I love Target. Seriously, it's my shit. It's a dream for cheap, cute clothes, not to mention house wares, cleaning supplies, and beauty products. I can't go in there that often, because it's hard to leave without spending money...
However, I hit it up this week to pick up a few things, and got the emergency need to crap at the check-out counter. I guess it turns out that Target does the same thing to me that bookstores do... fascinating...
What a disaster, folks, this bathroom... ughhh...
It doesn't look that bad, but it is. It's just like the mall- too many kids, always a line, smells horrible, and even a religious "sitter" like me feels the urge to squat. It's just unfortunate.
Guess what else gave me the urge to squat? This:

Somebody actually took the time to etch a tag into the toilet seat. Now, that is some dedication. That person got all kinds of down and close to the seat, and etched away... Wow, that's intense.

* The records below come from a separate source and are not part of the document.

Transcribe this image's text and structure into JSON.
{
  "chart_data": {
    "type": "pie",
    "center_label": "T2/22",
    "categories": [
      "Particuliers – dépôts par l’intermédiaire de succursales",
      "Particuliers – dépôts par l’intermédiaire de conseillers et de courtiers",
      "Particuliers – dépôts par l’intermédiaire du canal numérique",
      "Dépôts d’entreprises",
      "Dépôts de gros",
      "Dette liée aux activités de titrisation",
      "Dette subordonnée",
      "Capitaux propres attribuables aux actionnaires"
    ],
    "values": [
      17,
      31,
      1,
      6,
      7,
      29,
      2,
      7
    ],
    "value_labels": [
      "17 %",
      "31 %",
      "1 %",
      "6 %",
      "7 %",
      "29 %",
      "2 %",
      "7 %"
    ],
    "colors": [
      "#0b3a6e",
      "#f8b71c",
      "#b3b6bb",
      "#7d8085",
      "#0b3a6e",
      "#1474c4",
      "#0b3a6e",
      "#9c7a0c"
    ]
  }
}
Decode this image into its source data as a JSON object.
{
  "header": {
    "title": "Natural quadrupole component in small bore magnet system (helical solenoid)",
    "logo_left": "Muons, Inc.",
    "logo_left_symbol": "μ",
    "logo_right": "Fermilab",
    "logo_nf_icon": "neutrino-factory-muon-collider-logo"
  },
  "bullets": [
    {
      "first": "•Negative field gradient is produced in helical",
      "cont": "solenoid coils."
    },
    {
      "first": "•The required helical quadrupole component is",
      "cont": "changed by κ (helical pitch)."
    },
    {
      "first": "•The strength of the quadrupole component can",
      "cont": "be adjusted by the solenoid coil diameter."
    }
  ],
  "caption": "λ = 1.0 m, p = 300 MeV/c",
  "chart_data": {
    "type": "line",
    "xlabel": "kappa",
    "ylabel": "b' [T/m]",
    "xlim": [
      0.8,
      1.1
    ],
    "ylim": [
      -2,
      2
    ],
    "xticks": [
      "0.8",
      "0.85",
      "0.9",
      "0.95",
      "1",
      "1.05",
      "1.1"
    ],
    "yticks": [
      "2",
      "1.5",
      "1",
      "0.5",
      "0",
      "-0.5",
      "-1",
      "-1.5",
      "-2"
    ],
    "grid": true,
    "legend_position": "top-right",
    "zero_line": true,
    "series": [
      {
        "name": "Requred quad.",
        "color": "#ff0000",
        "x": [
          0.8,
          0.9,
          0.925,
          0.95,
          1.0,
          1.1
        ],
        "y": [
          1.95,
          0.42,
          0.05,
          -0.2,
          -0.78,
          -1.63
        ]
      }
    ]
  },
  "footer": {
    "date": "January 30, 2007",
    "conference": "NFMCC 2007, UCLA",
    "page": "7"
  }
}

Turns out, I did sit, not gonna' lie. Who squats to shit? That's just too awkward for me, and then inevitably a splash will ensue... No dice- I avoid a splash at all costs. It was quite a large and strange poo, too... not to be TMI, but, well, too bad. It was a normal poo, really, with a strange additional poo wrapped around it that made the whole thing look like a corkscrew. I almost snapped a pic of it, but it automatic flushed! Damn!
I will say, though, I love an automatic flush- because it means that I don't have to use my foot to press down the flusher (yes, I use my foot to flush even though I sit on the seat- I am not above double standards).
The other crazy thing about this bathroom was the industrial ass hand dryer. I normally hate a hand-dryer, and much prefer a paper towel, but this thing is no joke. My hands were dry in two seconds. Look how it literally blew the skin on my hand around!
The thing even looks hardcore from it's design.
Oops, I got a lady in the reflection... oh, well.
By the way, people were looking at my crazy because I was taking pics in there. Good thing my bathroom visit was on my way out of the store, otherwise Security might have started asking questions.
This place gets a C-. And it only got bumped into the c's because of that amazing hand-dryer. What an invention!